Engineering Ingenuity: The averaging approximation scales down the intractable $O(d_{in}^2 d_{out})$ complexity to $O(d_{in}^2 g)$, establishing an optimal trade-off between accuracy and efficiency.
High Versatility: Acts as a plug-and-play module applicable to three quantization formats: scalar, vector, and weight-activation.
Superior LNQ Design: The combination of CD with a closed-form codebook consistently outperforms existing alternating minimization methods, backed by convergence guarantees.

Limitations & Future Work¶

Cross-layer and cross-channel interactions are still ignored—the current block-diagonal approximation discards this information, which may lead to accuracy degradation as quantization errors accumulate across layers.
Simple grouping strategy: Channels are grouped solely by spatial continuity. More intelligent clustering (e.g., based on gradient similarity) could yield further improvements.
A full backpropagation pass is required: For a 70B model, an A100-class GPU is still needed for gradient caching.
Inference latency of non-uniform scalar quantization: While comparable to uniform quantization, lookup table decoding might still incur overhead on certain hardware architectures.
Evaluation primarily restricted to the Llama family: Lacks verification on other architectures such as Mistral or Qwen.

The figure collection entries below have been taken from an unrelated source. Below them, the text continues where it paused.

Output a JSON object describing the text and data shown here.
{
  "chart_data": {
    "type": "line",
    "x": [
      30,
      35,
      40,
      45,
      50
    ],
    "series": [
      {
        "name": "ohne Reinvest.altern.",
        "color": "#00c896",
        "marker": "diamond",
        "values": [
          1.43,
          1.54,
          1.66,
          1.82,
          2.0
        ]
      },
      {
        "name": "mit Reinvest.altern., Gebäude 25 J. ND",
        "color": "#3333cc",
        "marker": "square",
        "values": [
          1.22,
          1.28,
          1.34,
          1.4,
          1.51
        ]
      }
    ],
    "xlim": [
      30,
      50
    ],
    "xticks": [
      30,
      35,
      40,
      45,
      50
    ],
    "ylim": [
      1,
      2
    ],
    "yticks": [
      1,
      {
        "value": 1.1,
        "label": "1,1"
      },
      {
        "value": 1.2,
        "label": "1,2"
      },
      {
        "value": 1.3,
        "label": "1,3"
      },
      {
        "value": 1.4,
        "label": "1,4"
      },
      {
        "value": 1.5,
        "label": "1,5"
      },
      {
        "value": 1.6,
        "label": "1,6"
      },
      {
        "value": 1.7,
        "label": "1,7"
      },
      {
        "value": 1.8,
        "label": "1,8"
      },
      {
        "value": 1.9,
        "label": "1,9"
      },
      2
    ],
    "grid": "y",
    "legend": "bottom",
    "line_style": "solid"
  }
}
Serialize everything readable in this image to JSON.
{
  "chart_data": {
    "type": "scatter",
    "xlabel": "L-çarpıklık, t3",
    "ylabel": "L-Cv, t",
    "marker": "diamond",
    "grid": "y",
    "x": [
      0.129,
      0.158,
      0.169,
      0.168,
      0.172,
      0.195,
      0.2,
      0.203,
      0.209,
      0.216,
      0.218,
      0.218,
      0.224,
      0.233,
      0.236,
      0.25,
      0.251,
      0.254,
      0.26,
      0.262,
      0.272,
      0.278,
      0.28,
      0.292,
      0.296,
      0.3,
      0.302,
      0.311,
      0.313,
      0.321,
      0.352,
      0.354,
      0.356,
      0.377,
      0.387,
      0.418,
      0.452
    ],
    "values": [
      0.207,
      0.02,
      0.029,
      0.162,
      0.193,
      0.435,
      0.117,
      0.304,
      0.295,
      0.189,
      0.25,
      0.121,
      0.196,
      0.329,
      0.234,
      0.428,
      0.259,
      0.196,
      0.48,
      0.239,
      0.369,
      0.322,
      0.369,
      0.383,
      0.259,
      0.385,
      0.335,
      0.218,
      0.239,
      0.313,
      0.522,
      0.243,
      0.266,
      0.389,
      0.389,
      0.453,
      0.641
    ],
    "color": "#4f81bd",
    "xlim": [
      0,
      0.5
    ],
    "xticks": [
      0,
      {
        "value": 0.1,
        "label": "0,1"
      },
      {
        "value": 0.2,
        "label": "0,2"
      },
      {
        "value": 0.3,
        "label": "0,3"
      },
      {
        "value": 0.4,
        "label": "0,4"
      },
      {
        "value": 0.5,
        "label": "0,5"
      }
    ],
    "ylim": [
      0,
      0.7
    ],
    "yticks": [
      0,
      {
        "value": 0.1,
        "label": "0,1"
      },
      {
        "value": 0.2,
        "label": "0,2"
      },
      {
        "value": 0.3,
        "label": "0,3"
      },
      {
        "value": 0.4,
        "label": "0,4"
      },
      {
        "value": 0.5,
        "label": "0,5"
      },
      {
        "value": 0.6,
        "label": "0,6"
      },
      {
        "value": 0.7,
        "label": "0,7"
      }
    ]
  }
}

SqueezeLLM (Kim et al., ICML 2024): Diagonal Fisher approximation + weighted k-means; the direct baseline improved by GuidedQuant.
GPTQ (Frantar et al., ICLR 2023): Layer-wise output reconstruction + OBQ-style quantization while ignoring gradient information.
QTIP (Tseng et al., NeurIPS 2024): SOTA vector quantization method, which can be directly integrated with GuidedQuant.
SpinQuant (Liu et al., 2024): Uniform quantization after rotation matrices reduce activation outliers; GuidedQuant enhances its weight quantization.
WoodFisher (Singh & Alistarh, NeurIPS 2020): Block-diagonal Fisher used for CNN pruning, but failed to scale to LLM size.
Insights: Gradient information serves as a cheap yet highly effective saliency signal. The key is to manage computational and storage overheads while preserving sufficient interaction details.

Rating¶

Novelty: ⭐⭐⭐⭐ — The integration of block-diagonal Fisher and averaging approximation is novel, though individual components have precedents in prior work.
Experimental Thoroughness: ⭐⭐⭐⭐⭐ — Covers three quantization formats, three model scales, and multiple baselines with extensive ablations, alongside inference throughput and downstream task evaluations.
Writing Quality: ⭐⭐⭐⭐⭐ — Clear theoretical derivations, with a coherent logical flow from motivation and methods to experiments.
Value: ⭐⭐⭐⭐⭐ — Enhances several SOTA approaches in a plug-and-play fashion, bringing immense improvements to 2-bit quantization with high practical utility.